The Response: The 16GB Panini
I didn’t argue. I didn’t unplug his hardware. I simply built a better reality. I deployed a High-Availability DNS Cluster as the ultimate Upstream Authority—essentially a 16GB Panini that pressed the network layers together so tightly that unauthorized traffic had nowhere to leak.
- Primary Node: Raspberry Pi 5 (8GB) – The Logic Engine.
- Secondary Node: Raspberry Pi 4 (8GB) – The Failover Muscle.
- The Shield: Technitium DNS running DNS-over-TLS (DoT).
By positioning this cluster closer to the gateway, I sealed the bridge. The Cisco hardware is still there, but every bit of data it tries to resolve now passes through my filtered, encrypted, and “heat-pressed” authority.
All changes were confined to infrastructure I was explicitly responsible for; no third-party systems were modified or disabled.
The Data: 24 Hours in the Trenches
The logs from the first day confirm exactly why this was necessary. While the users enjoy a seamless connection, the “Panini” has been surgically removing the noise.
1. The Telemetry Blackhole (Primary Node)

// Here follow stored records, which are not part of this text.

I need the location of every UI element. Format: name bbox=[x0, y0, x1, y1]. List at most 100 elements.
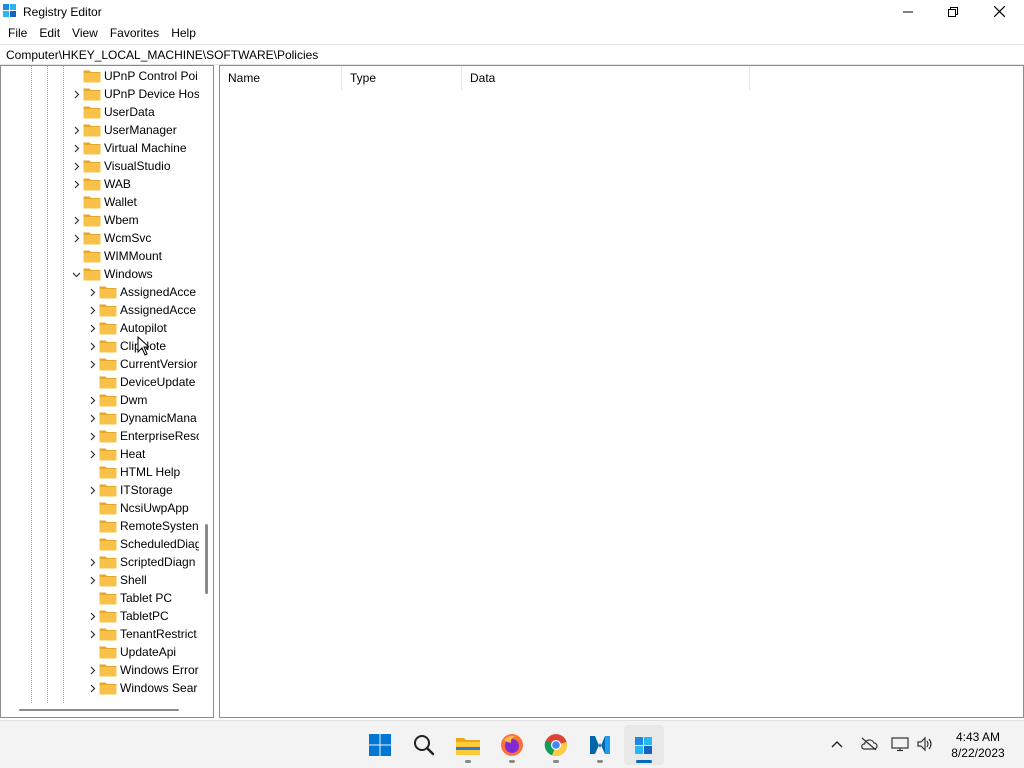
chevron-right-icon[interactable] bbox=[71, 233, 81, 243]
tree-item[interactable]: VisualStudio bbox=[71, 157, 171, 175]
chevron-right-icon[interactable] bbox=[87, 449, 97, 459]
address-path[interactable]: Computer\HKEY_LOCAL_MACHINE\SOFTWARE\Pol… bbox=[6, 48, 318, 62]
file-explorer-icon bbox=[456, 738, 480, 755]
chevron-right-icon[interactable] bbox=[71, 215, 81, 225]
tree-item-label: DeviceUpdate bbox=[120, 375, 196, 389]
folder-icon bbox=[99, 339, 117, 353]
tree-horizontal-scroll-thumb[interactable] bbox=[19, 709, 179, 711]
menu-file[interactable]: File bbox=[2, 23, 33, 43]
tree-item[interactable]: Windows Sear bbox=[87, 679, 197, 697]
tree-item[interactable]: AssignedAcce bbox=[87, 283, 196, 301]
tree-item[interactable]: Dwm bbox=[87, 391, 147, 409]
chevron-right-icon[interactable] bbox=[87, 557, 97, 567]
tree-item[interactable]: TenantRestrict bbox=[87, 625, 197, 643]
tree-item[interactable]: RemoteSysten bbox=[87, 517, 199, 535]
tree-item[interactable]: Virtual Machine bbox=[71, 139, 187, 157]
close-button[interactable] bbox=[976, 0, 1022, 23]
tree-item[interactable]: WIMMount bbox=[71, 247, 162, 265]
menu-edit[interactable]: Edit bbox=[33, 23, 66, 43]
chevron-right-icon[interactable] bbox=[87, 485, 97, 495]
tree-item[interactable]: WAB bbox=[71, 175, 131, 193]
menu-view[interactable]: View bbox=[66, 23, 104, 43]
chevron-right-icon[interactable] bbox=[87, 431, 97, 441]
tree-item[interactable]: Wbem bbox=[71, 211, 139, 229]
tree-item[interactable]: Windows bbox=[71, 265, 153, 283]
tree-item[interactable]: Heat bbox=[87, 445, 145, 463]
chevron-right-icon[interactable] bbox=[87, 359, 97, 369]
column-header-type[interactable]: Type bbox=[342, 66, 462, 90]
chevron-right-icon[interactable] bbox=[71, 89, 81, 99]
address-bar[interactable]: Computer\HKEY_LOCAL_MACHINE\SOFTWARE\Pol… bbox=[0, 44, 1024, 65]
firefox-button[interactable] bbox=[492, 725, 532, 765]
vscode-button[interactable] bbox=[580, 725, 620, 765]
key-tree-pane[interactable]: UPnP Control Poi UPnP Device Hos UserData U… bbox=[0, 65, 214, 718]
minimize-button[interactable] bbox=[885, 0, 931, 23]
search-button[interactable] bbox=[404, 725, 444, 765]
start-button[interactable] bbox=[360, 725, 400, 765]
menu-help[interactable]: Help bbox=[165, 23, 202, 43]
show-hidden-icons-button[interactable] bbox=[826, 733, 848, 755]
tree-item[interactable]: NcsiUwpApp bbox=[87, 499, 189, 517]
chevron-right-icon[interactable] bbox=[71, 143, 81, 153]
tree-vertical-scroll-thumb[interactable] bbox=[205, 524, 208, 594]
tree-item[interactable]: UPnP Device Hos bbox=[71, 85, 199, 103]
tree-item[interactable]: ITStorage bbox=[87, 481, 173, 499]
chevron-right-icon[interactable] bbox=[87, 395, 97, 405]
tree-item[interactable]: UserData bbox=[71, 103, 155, 121]
tree-horizontal-scrollbar[interactable] bbox=[1, 703, 213, 717]
tree-vertical-scrollbar[interactable] bbox=[200, 66, 213, 703]
column-header-data[interactable]: Data bbox=[462, 66, 750, 90]
tree-item[interactable]: UpdateApi bbox=[87, 643, 176, 661]
tree-item[interactable]: Shell bbox=[87, 571, 147, 589]
restore-button[interactable] bbox=[930, 0, 976, 23]
tree-item-label: Shell bbox=[120, 573, 147, 587]
chevron-right-icon[interactable] bbox=[87, 341, 97, 351]
tree-item[interactable]: UPnP Control Poi bbox=[71, 67, 198, 85]
tree-item[interactable]: ScriptedDiagn bbox=[87, 553, 195, 571]
values-list-pane[interactable]: Name Type Data bbox=[219, 65, 1024, 718]
chevron-right-icon[interactable] bbox=[87, 665, 97, 675]
chevron-down-icon[interactable] bbox=[71, 269, 81, 279]
chevron-right-icon[interactable] bbox=[87, 683, 97, 693]
tree-item-label: UPnP Control Poi bbox=[104, 69, 198, 83]
tree-item-label: AssignedAcce bbox=[120, 285, 197, 299]
tree-item[interactable]: EnterpriseResc bbox=[87, 427, 199, 445]
tree-item[interactable]: AssignedAcce bbox=[87, 301, 196, 319]
tree-item[interactable]: Windows Error bbox=[87, 661, 199, 679]
chevron-right-icon[interactable] bbox=[87, 413, 97, 423]
column-header-name[interactable]: Name bbox=[220, 66, 342, 90]
tree-item[interactable]: HTML Help bbox=[87, 463, 180, 481]
chevron-right-icon[interactable] bbox=[87, 629, 97, 639]
tree-item[interactable]: WcmSvc bbox=[71, 229, 151, 247]
chevron-right-icon[interactable] bbox=[71, 161, 81, 171]
file-explorer-button[interactable] bbox=[448, 725, 488, 765]
network-tray-button[interactable] bbox=[889, 733, 911, 755]
tree-item[interactable]: TabletPC bbox=[87, 607, 169, 625]
tree-item[interactable]: DeviceUpdate bbox=[87, 373, 195, 391]
tree-item-label: ScheduledDiag bbox=[120, 537, 199, 551]
tree-item[interactable]: CurrentVersior bbox=[87, 355, 197, 373]
tree-item[interactable]: Autopilot bbox=[87, 319, 167, 337]
volume-tray-button[interactable] bbox=[914, 733, 936, 755]
taskbar-clock[interactable]: 4:43 AM 8/22/2023 bbox=[938, 729, 1018, 761]
folder-icon bbox=[99, 555, 117, 569]
chevron-right-icon[interactable] bbox=[87, 611, 97, 621]
menu-favorites[interactable]: Favorites bbox=[104, 23, 165, 43]
chevron-right-icon[interactable] bbox=[87, 323, 97, 333]
tree-item[interactable]: DynamicMana bbox=[87, 409, 197, 427]
tree-item[interactable]: Wallet bbox=[71, 193, 137, 211]
tree-item[interactable]: ClipNote bbox=[87, 337, 166, 355]
tree-item[interactable]: UserManager bbox=[71, 121, 177, 139]
registry-editor-taskbar-button[interactable] bbox=[624, 725, 664, 765]
tree-item[interactable]: ScheduledDiag bbox=[87, 535, 199, 553]
chevron-right-icon[interactable] bbox=[71, 179, 81, 189]
chrome-button[interactable] bbox=[536, 725, 576, 765]
chevron-right-icon[interactable] bbox=[87, 575, 97, 585]
chevron-right-icon[interactable] bbox=[87, 287, 97, 297]
tree-item-label: WAB bbox=[104, 177, 131, 191]
title-bar[interactable]: Registry Editor bbox=[0, 0, 1024, 23]
chevron-right-icon[interactable] bbox=[87, 305, 97, 315]
chevron-right-icon[interactable] bbox=[71, 125, 81, 135]
tree-item[interactable]: Tablet PC bbox=[87, 589, 172, 607]
onedrive-tray-button[interactable] bbox=[858, 733, 880, 755]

The Primary Pi 5 has become a graveyard for invasive metadata. In just 24 hours, it silenced thousands of “phone home” attempts that the legacy gear was happy to ignore:
| Target Domain | Hits (Blocked) | Narrative |
|---|---|---|
self.events.data.microsoft.com | 19,033 | OS-level telemetry effectively blackholed. |
teams.events.data.microsoft.com | 4,679 | Constant data-slurping from background apps. |
analytics.apis.mcafee.com | 636 | The “Security” software’s own telemetry silenced. |
safebrowsing.charter-prod.hosted.cujo.io | 164 | ISP-level (Spectrum/Cujo) metadata tracking stopped. |
2. The Self-Healing Heartbeat (Secondary Node)
The setup isn’t just a filter; it’s a resilient cluster. After a brief SSL “identity crisis” (security so tight the nodes almost rejected each other), the cluster synced overnight.
| Top Domain (Secondary) | Hits | Status |
|---|---|---|
api.internal.business.dev | 541 | Operational (The Business) |
cluster-catalog.dns-cluster.node.lan | 136 | Synchronized (The Cluster) |
The Verdict: Authority via Performance
The beauty of the “Panini” is its invisibility. The contractor sees green lights on his Cisco dashboard. The users see sub-1ms DNS response times. The AV is still running, and the internet is “fast.”
But the reality has shifted. I’ve effectively neutralized the invasive aspects of the legacy hardware by reclaiming Layer 7 authority. I didn’t have to win a shouting match; I just provided a version of the internet that was faster, cleaner, and more authoritative than the competing authority.
Postscript: Most infrastructure conflicts aren’t won by pulling cables. They are won by being more correct than any competing system. The 16GB Panini is now the Source of Truth.
Also, yes, I’m Batman—the hero this network didn’t ask for, but the one who actually knows how to configure a /23 bridge.